Specifications

6X GelGreen Loading Buffer With Tricolor is a sensitive, stable, and environmentally safe green fluorescent nucleic acid dye, specially designed for gel staining. GelGreen offers significantly higher sensitivity compared to SYBR Safe. Unlike SYBR dyes—which are known for their instability—GelGreen is highly stable against both hydrolysis and thermal degradation. This buffer is optimally excited at 497 nm and also exhibits a secondary excitation peak at 248 nm. Upon binding to DNA, its fluorescence emission is centered at 524 nm. These spectral properties make 6X GelGreen Loading Buffer With Tricolor compatible with a wide range of gel imaging systems.

6X GelGreen Loading buffer With Tricolor

Manual instruction

Use distilled water to dilute 50X TAE buffer (or 10X TBE buffer) to 1X TAE (or 1X TBE) before use.

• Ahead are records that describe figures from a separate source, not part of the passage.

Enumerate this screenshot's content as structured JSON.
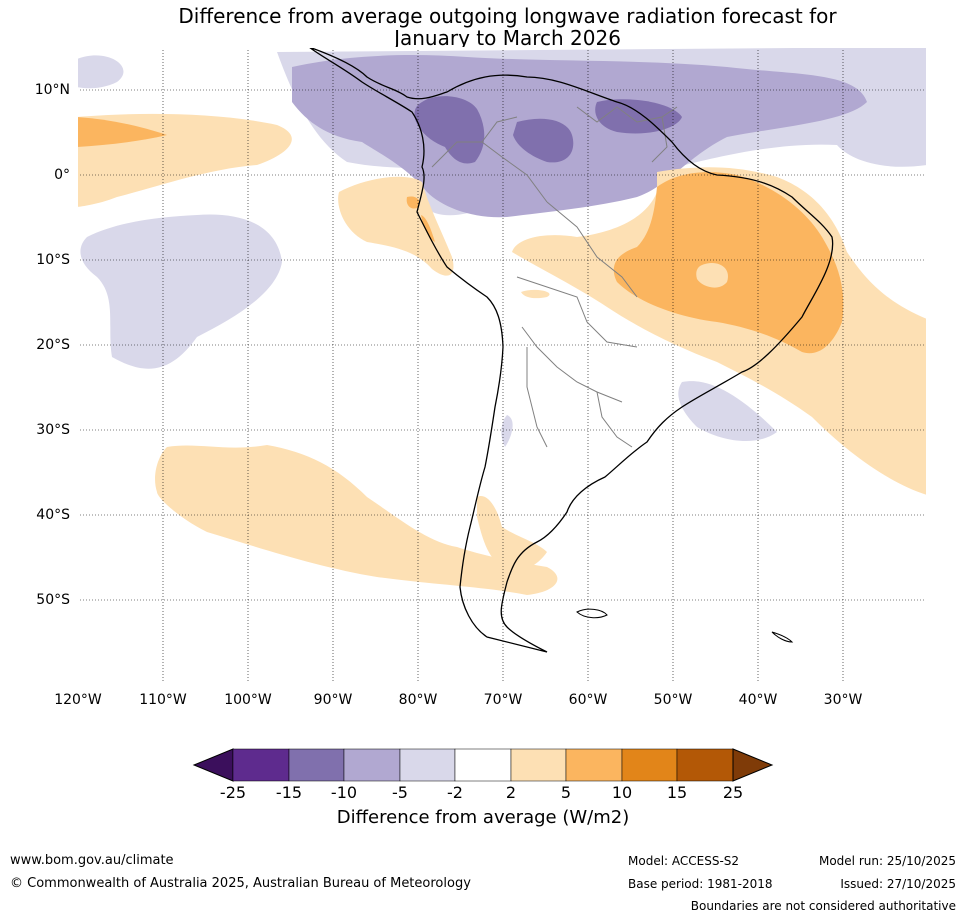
{
  "title": {
    "line1": "Difference from average outgoing longwave radiation forecast for",
    "line2": "January to March 2026"
  },
  "map": {
    "lat_labels": [
      "10°N",
      "0°",
      "10°S",
      "20°S",
      "30°S",
      "40°S",
      "50°S"
    ],
    "lon_labels": [
      "120°W",
      "110°W",
      "100°W",
      "90°W",
      "80°W",
      "70°W",
      "60°W",
      "50°W",
      "40°W",
      "30°W"
    ]
  },
  "legend": {
    "ticks": [
      "-25",
      "-15",
      "-10",
      "-5",
      "-2",
      "2",
      "5",
      "10",
      "15",
      "25"
    ],
    "colors": [
      "#3b0f5c",
      "#5e2b8e",
      "#8070ad",
      "#b1a8d1",
      "#d9d8ea",
      "#ffffff",
      "#fde0b4",
      "#fbb55f",
      "#e28519",
      "#b35806",
      "#7f3b08"
    ],
    "label": "Difference from average (W/m2)"
  },
  "footer": {
    "website": "www.bom.gov.au/climate",
    "copyright": "© Commonwealth of Australia 2025, Australian Bureau of Meteorology",
    "model": "Model: ACCESS-S2",
    "base_period": "Base period: 1981-2018",
    "model_run": "Model run: 25/10/2025",
    "issued": "Issued: 27/10/2025",
    "disclaimer": "Boundaries are not considered authoritative"
  }
}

Weigh the appropriate amount of agarose (depending on desired gel percentage) and place it in a suitable container.
Add the correct volume of 1X TAE (or 1X TBE) buffer and mix well.

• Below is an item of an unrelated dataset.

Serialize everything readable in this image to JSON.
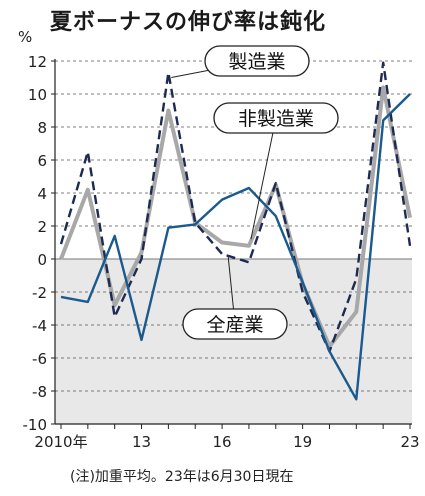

Boil the mixture in the microwave until the agarose is completely dissolved.
Cool the gel to 50-55 ̊C, pour the gel into the mold and insert the comb. Be careful not to let air bubbles appear. If air bubbles appear, carefully push them to the sides with the tip of a pipette.
Place the newly poured gel at a temperature of 4 ̊C for about 10-15 minutes (in case of urgent need) or leave it at room temperature for about 20-30 minutes, until the gel is completely solidified.

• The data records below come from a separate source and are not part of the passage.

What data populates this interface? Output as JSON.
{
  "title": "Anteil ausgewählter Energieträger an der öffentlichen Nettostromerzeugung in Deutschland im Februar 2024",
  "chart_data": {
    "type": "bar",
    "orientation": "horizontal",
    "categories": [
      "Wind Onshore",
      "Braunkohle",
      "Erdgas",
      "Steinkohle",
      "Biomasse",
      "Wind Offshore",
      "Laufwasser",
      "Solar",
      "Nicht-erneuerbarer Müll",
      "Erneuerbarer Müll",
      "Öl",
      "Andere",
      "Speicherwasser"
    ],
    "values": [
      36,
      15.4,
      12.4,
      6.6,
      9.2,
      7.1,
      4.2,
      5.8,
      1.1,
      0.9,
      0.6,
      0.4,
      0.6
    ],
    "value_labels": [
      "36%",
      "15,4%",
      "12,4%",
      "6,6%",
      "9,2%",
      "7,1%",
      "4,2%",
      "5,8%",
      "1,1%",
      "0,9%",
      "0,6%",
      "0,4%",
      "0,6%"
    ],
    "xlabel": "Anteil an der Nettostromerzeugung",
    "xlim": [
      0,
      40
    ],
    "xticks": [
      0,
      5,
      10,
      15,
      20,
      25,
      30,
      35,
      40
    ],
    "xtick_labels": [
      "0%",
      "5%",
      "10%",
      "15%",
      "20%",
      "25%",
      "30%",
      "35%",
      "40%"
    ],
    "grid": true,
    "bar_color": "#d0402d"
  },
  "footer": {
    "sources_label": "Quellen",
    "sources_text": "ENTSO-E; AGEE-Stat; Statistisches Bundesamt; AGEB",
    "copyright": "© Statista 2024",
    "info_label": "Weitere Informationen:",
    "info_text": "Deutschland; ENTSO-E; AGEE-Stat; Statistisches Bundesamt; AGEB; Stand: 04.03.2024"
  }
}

Once cooled, place the gel tray into the electrophoresis chamber. Remove the comb and add 1X TAE (or 1X TBE) buffer to the gel tank until the buffer level is about 2 mm above the gel surface.
PCR products loading: Mix 5 μL of PCR product with 1 μL of 6X GelGreen Loading Buffer With Tricolor and load into each well. DNA ladder: Mix 5 μL of DNA ladder with 1 μL of 6X GelGreen Loading Buffer With Tricolor.
Electrophoresis: Run the gel at 85 V for 30 minutes, or adjust voltage and time according to experimental needs.